Biden Nominates Georgetown Privacy Law Professor Bedoya to FTC

(Bloomberg) — President Joe Biden plans to nominate Georgetown University law professor Alvaro Bedoya to be a Democratic commissioner on the Federal Trade Commission, the White House said Monday.

Bedoya, a privacy law expert who leads the Center on Privacy & Technology at Georgetown’s law school, would replace FTC Commissioner Rohit Chopra, who has been nominated to run the Consumer Financial Protection Bureau. 

Bedoya would bolster the commission’s expertise in privacy and data security, which is increasingly becoming one of its high-profile responsibilities in addition to antitrust enforcement. The agency in 2019 fined Facebook Inc. a record $5 billion for privacy violations in a settlement that the FTC’s two Democratic commissioners at the time said didn’t go far enough to protect consumers.

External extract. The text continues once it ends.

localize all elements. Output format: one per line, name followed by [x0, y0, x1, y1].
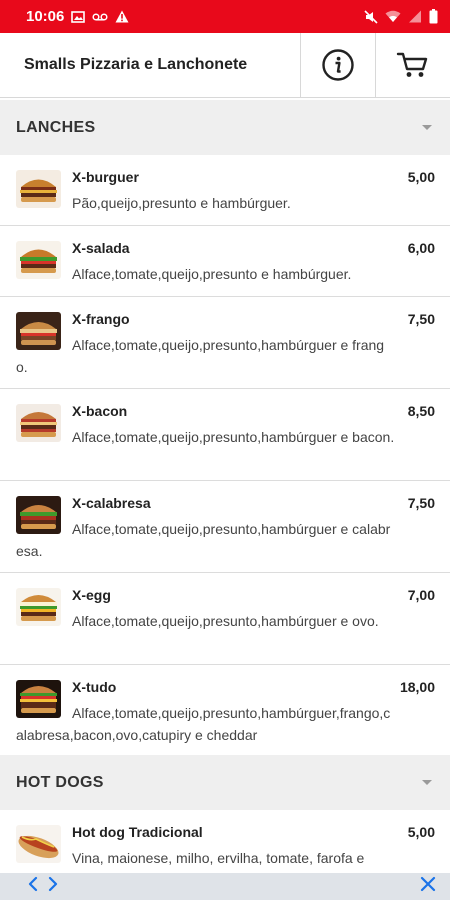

FTC Chair Lina Khan said in a statement that his expertise would be “enormously valuable to the Commission as we work to meet this moment of tremendous need and opportunity.”

Privacy advocates cheered the news of Bedoya’s nomination. Tech policy organization Public Knowledge called him a “fierce advocate for consumer privacy” and applauded his work showing that surveillance and facial-recognition technology can have disparate impacts on people of color. Bedoya was one of the authors of a 2016 report on the use of facial-recognition technology by police departments and the risks posed to privacy and civil liberties.

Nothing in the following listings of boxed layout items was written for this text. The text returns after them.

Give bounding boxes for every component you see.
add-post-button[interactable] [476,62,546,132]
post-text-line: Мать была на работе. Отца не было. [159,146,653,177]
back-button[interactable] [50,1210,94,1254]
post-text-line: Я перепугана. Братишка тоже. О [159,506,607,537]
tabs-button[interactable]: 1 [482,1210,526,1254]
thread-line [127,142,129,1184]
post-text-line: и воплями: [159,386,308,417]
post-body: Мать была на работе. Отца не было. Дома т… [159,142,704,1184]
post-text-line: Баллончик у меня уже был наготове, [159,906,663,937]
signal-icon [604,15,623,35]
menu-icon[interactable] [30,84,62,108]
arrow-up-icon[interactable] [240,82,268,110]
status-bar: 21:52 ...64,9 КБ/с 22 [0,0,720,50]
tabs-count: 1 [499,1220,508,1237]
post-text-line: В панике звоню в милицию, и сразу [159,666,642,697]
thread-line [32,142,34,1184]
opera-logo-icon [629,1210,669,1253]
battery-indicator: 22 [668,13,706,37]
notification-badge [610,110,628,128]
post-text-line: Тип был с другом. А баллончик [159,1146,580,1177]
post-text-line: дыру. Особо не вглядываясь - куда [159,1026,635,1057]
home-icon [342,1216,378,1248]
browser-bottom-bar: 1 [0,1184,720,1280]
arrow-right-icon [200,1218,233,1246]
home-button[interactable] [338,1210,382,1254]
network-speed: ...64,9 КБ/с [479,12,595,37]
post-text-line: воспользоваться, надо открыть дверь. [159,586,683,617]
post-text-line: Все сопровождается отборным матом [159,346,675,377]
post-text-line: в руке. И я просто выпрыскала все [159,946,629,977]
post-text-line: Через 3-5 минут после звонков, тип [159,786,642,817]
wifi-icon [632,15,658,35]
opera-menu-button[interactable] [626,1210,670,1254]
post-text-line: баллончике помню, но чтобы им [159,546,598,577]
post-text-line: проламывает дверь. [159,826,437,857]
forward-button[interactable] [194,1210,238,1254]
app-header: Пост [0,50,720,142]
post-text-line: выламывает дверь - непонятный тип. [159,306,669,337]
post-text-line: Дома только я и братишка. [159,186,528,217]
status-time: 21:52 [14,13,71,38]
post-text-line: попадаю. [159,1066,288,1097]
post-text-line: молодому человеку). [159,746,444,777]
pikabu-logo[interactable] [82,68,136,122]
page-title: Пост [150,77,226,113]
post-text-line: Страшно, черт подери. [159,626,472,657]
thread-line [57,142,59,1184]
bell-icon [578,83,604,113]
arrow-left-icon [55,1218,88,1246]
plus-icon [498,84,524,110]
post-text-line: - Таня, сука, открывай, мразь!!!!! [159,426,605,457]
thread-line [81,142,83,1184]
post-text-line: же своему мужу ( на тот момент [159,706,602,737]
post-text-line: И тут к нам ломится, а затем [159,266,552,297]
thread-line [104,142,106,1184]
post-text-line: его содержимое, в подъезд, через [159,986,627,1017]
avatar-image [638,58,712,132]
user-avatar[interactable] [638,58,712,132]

“He’s blazed a trail in holding big tech accountable and has spent his career fighting on behalf of the powerless, particularly those in immigrant communities,” Charlotte Slaiman, Public Knowledge’s competition policy director, said in a statement.

Before joining Georgetown, Bedoya, a naturalized citizen born in Peru, was the chief counsel for the Senate Judiciary Committee’s privacy subcommittee, where he worked on matters involving mobile location privacy and biometrics and helped draft legislation, according to a biography on the school’s website.

Bedoya said on Twitter that it’s “the honor of my life” to be nominated. 

Chopra is still awaiting Senate confirmation after his nomination moved out of the Senate Banking Committee in March on a split, party-line vote.